Elevation: approx lowest point 195.50m (641.40ft) approx highest point 435.40m (1428.48ft) approx ascent 640.90m (2102.69ft).

Distance and Start Point

Approx 9.10 miles allow 4-5 hours using OS Explorer Map 298, Nidderdale, Fountains Abbey, Ripon and Pateley Bridge. This walk is done clockwise.

Start point: Scar House Reservoir car park.

Location

The Nidderdale valley, in the Yorkshire Dales.

Directions and Parking

From Ripon take the B6265 into Pateley Bridge OR from Knaresborough take the B6165 into Pateley Bridge. In Pateley Bridge go over the bridge and take the left turn, small road, to Ramsgill, Bouthwaite, Lofthouse, Stean and Middlesmoor. On leaving Lofthouse look for the blue sign Scar House Reservoir on the right and follow the small tarmac road for about 4 miles which leads to the car park.

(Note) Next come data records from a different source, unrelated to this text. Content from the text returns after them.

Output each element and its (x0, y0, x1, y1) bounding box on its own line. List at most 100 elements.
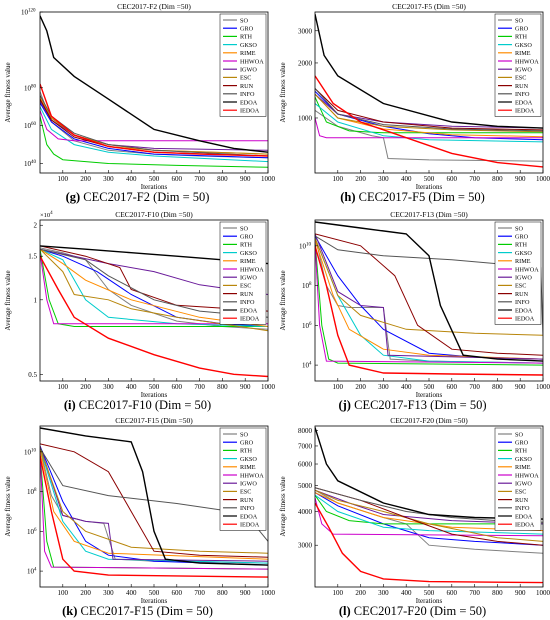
series-line-esc (315, 93, 543, 133)
caption-letter: (j) (338, 398, 351, 412)
chart-title: CEC2017-F20 (Dim =50) (390, 416, 468, 425)
chart-panel-i: CEC2017-F10 (Dim =50) 100 200 300 400 500 600 7… (0, 208, 276, 414)
y-tick-exponent: 6 (34, 528, 37, 533)
legend-label: IEDOA (515, 316, 535, 323)
x-tick-label: 800 (217, 383, 228, 391)
x-tick-label: 600 (172, 175, 183, 183)
x-tick-label: 900 (515, 383, 526, 391)
x-tick-label: 600 (447, 589, 458, 597)
series-line-hhwoa (315, 241, 543, 364)
chart-svg: CEC2017-F5 (Dim =50) 100 200 300 400 500 600 70… (279, 2, 550, 191)
series-line-hhwoa (40, 451, 268, 570)
legend-label: GKSO (515, 250, 532, 257)
caption-letter: (h) (340, 190, 356, 204)
legend-label: RUN (240, 83, 254, 90)
series-line-iedoa (40, 83, 268, 157)
legend-label: IGWO (240, 67, 257, 74)
legend-box (494, 427, 542, 531)
legend-label: RUN (515, 83, 529, 90)
legend-label: EDOA (515, 513, 533, 520)
series-line-run (40, 443, 268, 558)
y-tick-label: 6000 (298, 461, 313, 469)
legend-label: IGWO (515, 67, 532, 74)
legend-label: GRO (240, 234, 254, 241)
series-line-run (40, 245, 268, 312)
y-tick-exponent: 4 (309, 362, 312, 367)
series-line-iedoa (40, 255, 268, 378)
x-tick-label: 400 (401, 589, 412, 597)
series-line-rth (315, 96, 543, 134)
chart-panel-l: CEC2017-F20 (Dim =50) 100 200 300 400 500 600 7… (275, 414, 550, 620)
series-line-gro (315, 492, 543, 546)
legend-label: SO (515, 17, 523, 24)
series-line-rime (40, 449, 268, 560)
series-line-run (315, 88, 543, 131)
y-tick-label: 1010 (299, 242, 312, 250)
chart-caption: (g) CEC2017-F2 (Dim = 50) (0, 190, 275, 205)
legend-label: ESC (240, 489, 251, 496)
x-tick-label: 900 (240, 589, 251, 597)
series-line-igwo (315, 233, 543, 360)
series-line-edoa (40, 427, 268, 566)
caption-letter: (l) (338, 604, 351, 618)
legend-label: GRO (515, 26, 529, 33)
legend-label: RTH (515, 34, 528, 41)
x-tick-label: 800 (492, 589, 503, 597)
legend-label: SO (240, 225, 248, 232)
x-tick-label: 100 (333, 175, 344, 183)
series-line-gkso (40, 447, 268, 564)
chart-caption: (k) CEC2017-F15 (Dim = 50) (0, 604, 275, 619)
y-tick-label: 108 (27, 488, 37, 496)
x-tick-label: 300 (378, 589, 389, 597)
chart-panel-k: CEC2017-F15 (Dim =50) 100 200 300 400 500 600 7… (0, 414, 276, 620)
legend-box (494, 13, 542, 117)
x-tick-label: 500 (424, 383, 435, 391)
legend-label: SO (515, 225, 523, 232)
y-tick-exponent: 60 (31, 122, 37, 127)
legend-label: IEDOA (515, 108, 535, 115)
legend-label: GKSO (240, 42, 257, 49)
x-tick-label: 600 (172, 589, 183, 597)
x-tick-label: 200 (80, 383, 91, 391)
legend-label: INFO (515, 91, 530, 98)
legend-label: RIME (515, 258, 531, 265)
x-tick-label: 1000 (536, 383, 550, 391)
x-tick-label: 100 (333, 589, 344, 597)
y-tick-label: 10120 (21, 9, 36, 17)
series-line-esc (40, 248, 268, 332)
chart-caption: (j) CEC2017-F13 (Dim = 50) (275, 398, 550, 413)
y-axis-label: Average fitness value (279, 270, 287, 330)
chart-title: CEC2017-F2 (Dim =50) (117, 2, 191, 11)
y-tick-label: 106 (27, 528, 37, 536)
y-tick-label: 8000 (298, 427, 313, 435)
legend-label: INFO (240, 505, 255, 512)
x-tick-label: 100 (58, 589, 69, 597)
y-tick-label: 1000 (298, 114, 313, 122)
x-tick-label: 200 (80, 589, 91, 597)
legend-label: RIME (240, 464, 256, 471)
series-line-hhwoa (40, 252, 268, 325)
caption-text: CEC2017-F5 (Dim = 50) (358, 190, 485, 204)
x-tick-label: 1000 (536, 175, 550, 183)
x-axis-label: Iterations (416, 183, 443, 191)
legend-label: IEDOA (240, 316, 260, 323)
chart-title: CEC2017-F10 (Dim =50) (115, 210, 193, 219)
series-line-gro (40, 445, 268, 566)
legend-label: IEDOA (240, 108, 260, 115)
x-tick-label: 300 (378, 383, 389, 391)
series-line-hhwoa (40, 110, 268, 142)
x-tick-label: 800 (492, 383, 503, 391)
legend-label: RTH (515, 448, 528, 455)
y-tick-label: 106 (302, 322, 312, 330)
y-tick-label: 7000 (298, 442, 313, 450)
legend-label: EDOA (240, 99, 258, 106)
x-tick-label: 500 (424, 175, 435, 183)
chart-title: CEC2017-F13 (Dim =50) (390, 210, 468, 219)
series-line-rth (315, 494, 543, 525)
chart-svg: CEC2017-F20 (Dim =50) 100 200 300 400 500 600 7… (279, 416, 550, 605)
caption-text: CEC2017-F2 (Dim = 50) (83, 190, 210, 204)
y-tick-label: 1040 (24, 160, 37, 168)
y-tick-exponent: 8 (34, 488, 37, 493)
legend-label: IEDOA (515, 522, 535, 529)
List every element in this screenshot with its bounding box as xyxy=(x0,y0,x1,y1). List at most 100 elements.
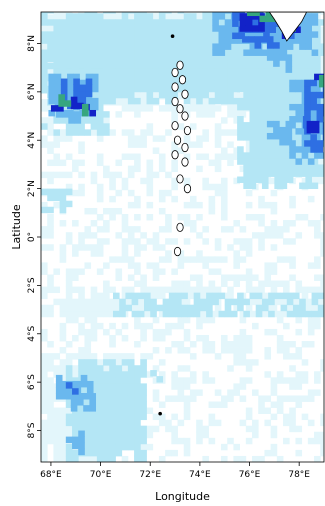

Parking: Scar House Reservoir free car park.

Toilets and Refreshments

There are public toilets at Scar House Reservoir and also in Pateley Bridge located in the park area and in one of the car parks. For refreshments there is a cafe at Scar House ‘The Cabin’ only open Saturday and Sunday from Easter to the end of autumn, 11am to 4.30pm.  At Middlesmoor there is the Crown Hotel, at Ramsgill there is The Yorke Arms and at Lofthouse there is the Crown Hotel both the latter have accommodation. There are also shops, cafes, a butcher, fish and chip shop and three pubs at Pateley Bridge.